Antes do IPO, a rede tinha um endividamento de 3,3 vezes o Ebtida projetado para 2021. Mas a captação se tornou um argumento favorável para quem pensa que a dívida não faz da empresa um mau investimento. 

“Acreditamos que o plano de crescimento e pagamento de dívidas ficará mais confortável, o que é parte importante da tese de investimento nesta empresa, que é um case de crescimento elevado e reabertura da economia pós-pandemia, com a volta à normalidade pós-vacinação”, afirma Fensterseifer. 

“A Smart Fit, por mais que seja uma empresa com mais de 10 anos de operação da própria marca, ainda é uma companhia em amplo crescimento e seus resultados devem ser pautados pela sua capacidade de abrir novas academias, maturar as que já estão abertas e estimular os serviços complementares do ecossistema fitness, como seus canais digitais”, disse, em relatório, Vitor Carvalho, analista da Investmind. Ele coloca R$ 30,15 como preço-alvo da ação. 

Riscos 

Apesar da avaliação positiva, nem tudo são flores para quem quer investir na Smart Fit. Como em todo investimento, é preciso colocar alguns riscos na balança. 

O principal e mais comentado é o endividamento da companhia. No primeiro trimestre, a empresa reportou R$ 1,2 bilhão em caixa e uma dívida bruta total de R$ 2,8 bilhões. 

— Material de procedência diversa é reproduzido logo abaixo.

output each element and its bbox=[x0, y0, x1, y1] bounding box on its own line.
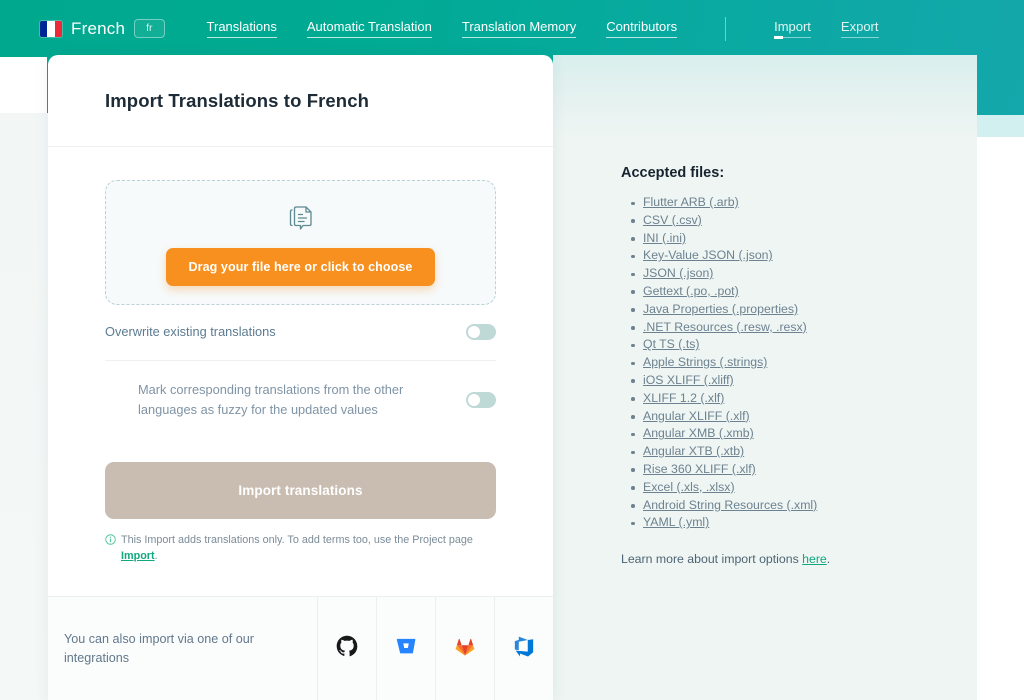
file-format-link[interactable]: Angular XMB (.xmb) bbox=[643, 426, 754, 440]
list-item: Angular XLIFF (.xlf) bbox=[643, 408, 977, 426]
option-overwrite-existing: Overwrite existing translations bbox=[105, 305, 496, 360]
integration-azure-devops[interactable] bbox=[494, 597, 553, 700]
list-item: Rise 360 XLIFF (.xlf) bbox=[643, 461, 977, 479]
nav-link-import[interactable]: Import bbox=[774, 19, 811, 38]
accepted-files-list: Flutter ARB (.arb) CSV (.csv) INI (.ini)… bbox=[621, 194, 977, 532]
list-item: Flutter ARB (.arb) bbox=[643, 194, 977, 212]
list-item: Key-Value JSON (.json) bbox=[643, 247, 977, 265]
header-right-accent bbox=[977, 115, 1024, 137]
choose-file-button[interactable]: Drag your file here or click to choose bbox=[166, 248, 434, 286]
gitlab-icon bbox=[454, 635, 476, 662]
overwrite-toggle[interactable] bbox=[466, 324, 496, 340]
top-navigation: French fr Translations Automatic Transla… bbox=[0, 0, 1024, 57]
azure-devops-icon bbox=[513, 635, 535, 662]
file-format-link[interactable]: Angular XTB (.xtb) bbox=[643, 444, 744, 458]
french-flag-icon bbox=[40, 21, 62, 37]
file-format-link[interactable]: Apple Strings (.strings) bbox=[643, 355, 767, 369]
nav-link-automatic-translation[interactable]: Automatic Translation bbox=[307, 19, 432, 38]
accepted-files-panel: Accepted files: Flutter ARB (.arb) CSV (… bbox=[553, 137, 977, 700]
import-note-body: This Import adds translations only. To a… bbox=[121, 534, 473, 546]
file-format-link[interactable]: Android String Resources (.xml) bbox=[643, 498, 817, 512]
list-item: Excel (.xls, .xlsx) bbox=[643, 479, 977, 497]
import-options-suffix: . bbox=[827, 552, 830, 566]
page-left-gutter bbox=[0, 113, 48, 700]
accepted-files-title: Accepted files: bbox=[621, 165, 977, 181]
list-item: JSON (.json) bbox=[643, 265, 977, 283]
project-page-import-link[interactable]: Import bbox=[121, 550, 155, 562]
integration-gitlab[interactable] bbox=[435, 597, 494, 700]
file-format-link[interactable]: XLIFF 1.2 (.xlf) bbox=[643, 391, 724, 405]
nav-links: Translations Automatic Translation Trans… bbox=[207, 17, 879, 41]
list-item: XLIFF 1.2 (.xlf) bbox=[643, 390, 977, 408]
list-item: CSV (.csv) bbox=[643, 212, 977, 230]
import-translations-button[interactable]: Import translations bbox=[105, 462, 496, 519]
list-item: Apple Strings (.strings) bbox=[643, 354, 977, 372]
file-format-link[interactable]: Angular XLIFF (.xlf) bbox=[643, 409, 750, 423]
integrations-footer: You can also import via one of our integ… bbox=[48, 596, 553, 700]
language-indicator[interactable]: French fr bbox=[40, 19, 165, 39]
language-name: French bbox=[71, 19, 125, 39]
nav-link-translations[interactable]: Translations bbox=[207, 19, 277, 38]
mark-fuzzy-toggle[interactable] bbox=[466, 392, 496, 408]
integrations-text: You can also import via one of our integ… bbox=[48, 597, 317, 700]
option-mark-fuzzy: Mark corresponding translations from the… bbox=[105, 360, 496, 439]
list-item: INI (.ini) bbox=[643, 230, 977, 248]
list-item: Java Properties (.properties) bbox=[643, 301, 977, 319]
file-format-link[interactable]: Key-Value JSON (.json) bbox=[643, 248, 773, 262]
file-format-link[interactable]: .NET Resources (.resw, .resx) bbox=[643, 320, 807, 334]
file-format-link[interactable]: JSON (.json) bbox=[643, 266, 713, 280]
nav-link-translation-memory[interactable]: Translation Memory bbox=[462, 19, 576, 38]
list-item: Gettext (.po, .pot) bbox=[643, 283, 977, 301]
import-options-link[interactable]: here bbox=[802, 552, 827, 566]
page-right-gutter bbox=[977, 137, 1024, 700]
list-item: YAML (.yml) bbox=[643, 514, 977, 532]
import-note-text: This Import adds translations only. To a… bbox=[121, 533, 496, 564]
file-format-link[interactable]: Qt TS (.ts) bbox=[643, 337, 699, 351]
integration-bitbucket[interactable] bbox=[376, 597, 435, 700]
option-label: Mark corresponding translations from the… bbox=[138, 380, 450, 420]
file-format-link[interactable]: Flutter ARB (.arb) bbox=[643, 195, 739, 209]
file-format-link[interactable]: CSV (.csv) bbox=[643, 213, 702, 227]
file-format-link[interactable]: YAML (.yml) bbox=[643, 515, 709, 529]
list-item: Android String Resources (.xml) bbox=[643, 497, 977, 515]
list-item: Qt TS (.ts) bbox=[643, 336, 977, 354]
file-format-link[interactable]: Excel (.xls, .xlsx) bbox=[643, 480, 735, 494]
list-item: Angular XTB (.xtb) bbox=[643, 443, 977, 461]
document-speech-icon bbox=[284, 200, 318, 234]
card-body: Drag your file here or click to choose O… bbox=[48, 147, 553, 565]
import-options-footer: Learn more about import options here. bbox=[621, 552, 977, 566]
import-note: This Import adds translations only. To a… bbox=[105, 533, 496, 564]
language-code-badge: fr bbox=[134, 19, 164, 39]
nav-link-contributors[interactable]: Contributors bbox=[606, 19, 677, 38]
github-icon bbox=[335, 634, 359, 663]
list-item: iOS XLIFF (.xliff) bbox=[643, 372, 977, 390]
file-format-link[interactable]: Gettext (.po, .pot) bbox=[643, 284, 739, 298]
import-card: Import Translations to French Drag your … bbox=[48, 55, 553, 700]
option-label: Overwrite existing translations bbox=[105, 322, 276, 342]
import-note-suffix: . bbox=[155, 550, 158, 562]
card-header: Import Translations to French bbox=[48, 55, 553, 147]
import-translations-page: French fr Translations Automatic Transla… bbox=[0, 0, 1024, 700]
file-format-link[interactable]: Java Properties (.properties) bbox=[643, 302, 798, 316]
file-format-link[interactable]: iOS XLIFF (.xliff) bbox=[643, 373, 734, 387]
import-options-text: Learn more about import options bbox=[621, 552, 799, 566]
file-format-link[interactable]: INI (.ini) bbox=[643, 231, 686, 245]
file-format-link[interactable]: Rise 360 XLIFF (.xlf) bbox=[643, 462, 756, 476]
nav-link-export[interactable]: Export bbox=[841, 19, 879, 38]
file-dropzone[interactable]: Drag your file here or click to choose bbox=[105, 180, 496, 305]
bitbucket-icon bbox=[395, 635, 417, 662]
page-title: Import Translations to French bbox=[105, 90, 369, 112]
info-circle-icon bbox=[105, 534, 116, 551]
list-item: .NET Resources (.resw, .resx) bbox=[643, 319, 977, 337]
integration-github[interactable] bbox=[317, 597, 376, 700]
list-item: Angular XMB (.xmb) bbox=[643, 425, 977, 443]
nav-divider bbox=[725, 17, 726, 41]
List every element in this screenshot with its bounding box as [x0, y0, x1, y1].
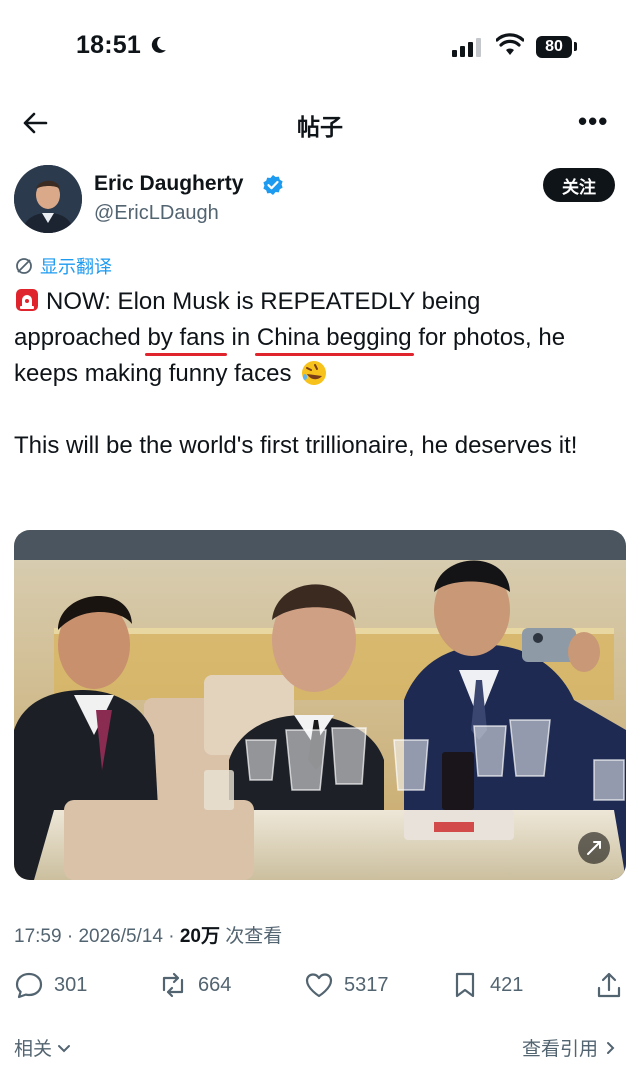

Outro fator que pode preocupar é a velocidade da retomada econômica no Brasil. Apesar de manter a filosofia de “alto valor e baixo custo”, a Smart Fit precisa de um cenário favorável para manter seus clientes e conquistar outros consumidores. 

Imbróglios com a justiça também podem impactar o preço das ações. Edgard Corona foi citado na investigação do Supremo Tribunal Federal sobre o disparo de fake news em redes sociais. Além disto, há uma disputa da Smart Fit com Adalberto Cléber Valadão e seu filho em um processo envolvendo a ADV Esporte, braço da empresa em Brasília responsável por 8% do faturamento total da rede.